Best practices for implementation
Since snapshot tools are frequently available as a feature of a storage array, the storage array vendor can usually help you to follow the best practices and configuration options that are most appropriate for your particular organization. However, analysts offer some general policies that can help you get the most from any snapshot tool.
Configure the snapshots to match your RPO. Each snapshot represents a recovery point, so configure a snapshot frequency to provide the desired RPO. "If you can't afford to loose more than one hour's worth of data, you should be taking snapshots at one-hour intervals," Taneja says. Frequent snapshots reduce the RPO, and a snapshot can be recovered in just a few minutes. Remember that storage space and functional limitations may restrict the number of snapshots that you can capture over an hour or a day.

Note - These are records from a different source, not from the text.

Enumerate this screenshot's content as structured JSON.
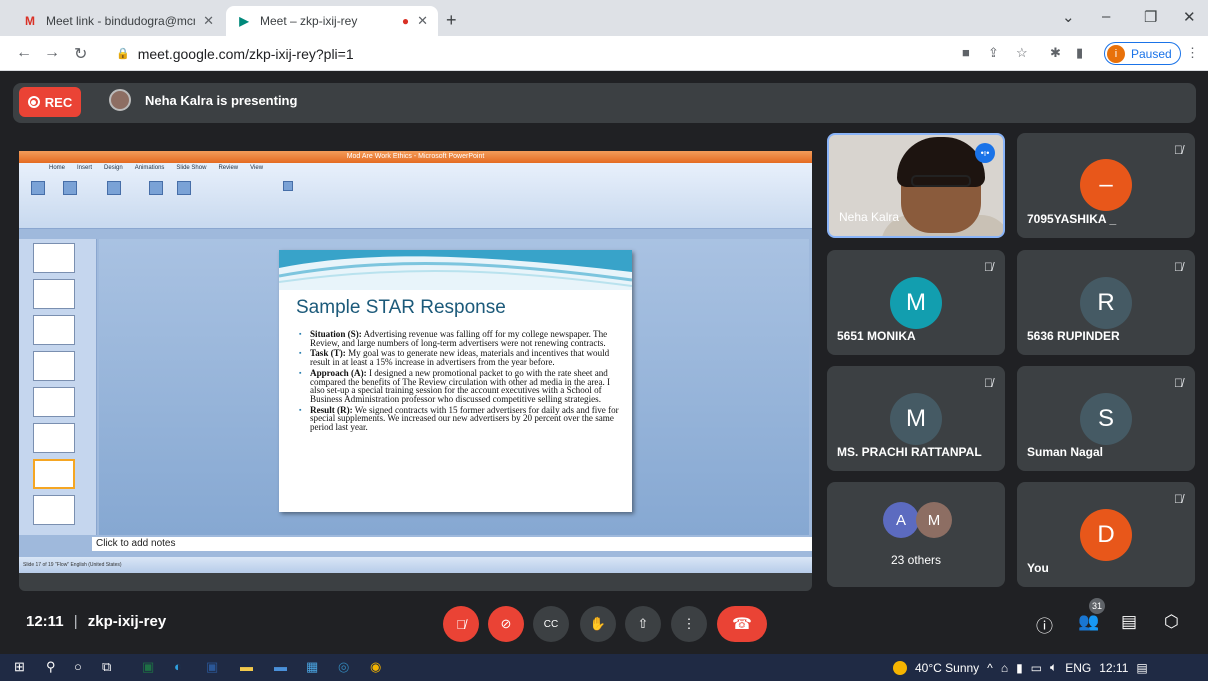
{
  "browser": {
    "tabs": [
      {
        "title": "Meet link - bindudogra@mcmda",
        "favicon": "gmail-icon"
      },
      {
        "title": "Meet – zkp-ixij-rey",
        "favicon": "meet-icon"
      }
    ],
    "url": "meet.google.com/zkp-ixij-rey?pli=1",
    "profile_initial": "i",
    "profile_status": "Paused"
  },
  "meet": {
    "rec_label": "REC",
    "presenting_text": "Neha Kalra is presenting",
    "meeting_time": "12:11",
    "meeting_code": "zkp-ixij-rey",
    "participant_count": "31",
    "participants": [
      {
        "name": "Neha Kalra",
        "type": "video"
      },
      {
        "name": "7095YASHIKA _",
        "initial": "–",
        "color": "#e8571a"
      },
      {
        "name": "5651 MONIKA",
        "initial": "M",
        "color": "#129eaf"
      },
      {
        "name": "5636 RUPINDER",
        "initial": "R",
        "color": "#455a64"
      },
      {
        "name": "MS. PRACHI RATTANPAL",
        "initial": "M",
        "color": "#455a64"
      },
      {
        "name": "Suman Nagal",
        "initial": "S",
        "color": "#455a64"
      },
      {
        "name": "23 others",
        "initials": [
          "A",
          "M"
        ],
        "colors": [
          "#5c6bc0",
          "#8d6e63"
        ]
      },
      {
        "name": "You",
        "initial": "D",
        "color": "#e8571a"
      }
    ]
  },
  "presentation": {
    "window_title": "Mod Are Work Ethics - Microsoft PowerPoint",
    "ribbon_tabs": [
      "Home",
      "Insert",
      "Design",
      "Animations",
      "Slide Show",
      "Review",
      "View"
    ],
    "slide_title": "Sample STAR Response",
    "bullets": [
      {
        "head": "Situation (S):",
        "text": " Advertising revenue was falling off for my college newspaper. The Review, and large numbers of long-term advertisers were not renewing contracts."
      },
      {
        "head": "Task (T):",
        "text": " My goal was to generate new ideas, materials and incentives that would result in at least a 15% increase in advertisers from the year before."
      },
      {
        "head": "Approach (A):",
        "text": " I designed a new promotional packet to go with the rate sheet and compared the benefits of The Review circulation with other ad media in the area. I also set-up a special training session for the account executives with a School of Business Administration professor who discussed competitive selling strategies."
      },
      {
        "head": "Result (R):",
        "text": " We signed contracts with 15 former advertisers for daily ads and five for special supplements. We increased our new advertisers by 20 percent over the same period last year."
      }
    ],
    "notes_placeholder": "Click to add notes",
    "status": "Slide 17 of 19   \"Flow\"   English (United States)"
  },
  "taskbar": {
    "weather": "40°C  Sunny",
    "language": "ENG",
    "time": "12:11"
  }
}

Be selective about what data to snapshot. Although it's certainly possible to protect a variety of applications through periodic ubiquitous snapshots, an increasing number of snapshot users are tailoring their snapshot use to meet the unique needs of particular file types. Decide what files must be protected (e.g., Oracle databases or Exchange records) and how often each file type should be protected. "You need to understand what files you have out there that need to be snapshot protected," Schulz says. "Some things may only have to be 'snapshotted' once a day or once a week -- other things may have to be 'snapshotted' on a more frequent basis."
Set realistic backup objectives. Snapshots still require backups, but it may not be possible to back up every snapshot, especially frequent snapshots. "Even if it's happening in the background and not disrupting the application, the backup system may not be able to cope with backing up a snapshot every hour," Taneja says. One solution may be to stagger backups -- perhaps backing up every forth snapshot rather than every individual snapshot. Backup frequency can also influence how soon you start overwriting the snapshot volume. For example, if you only backup every 12th snapshot, you will need the snapshot volume space to hold at least 12 snapshots because you certainly wouldn't want to start overwriting snapshot entries until a backup has been performed.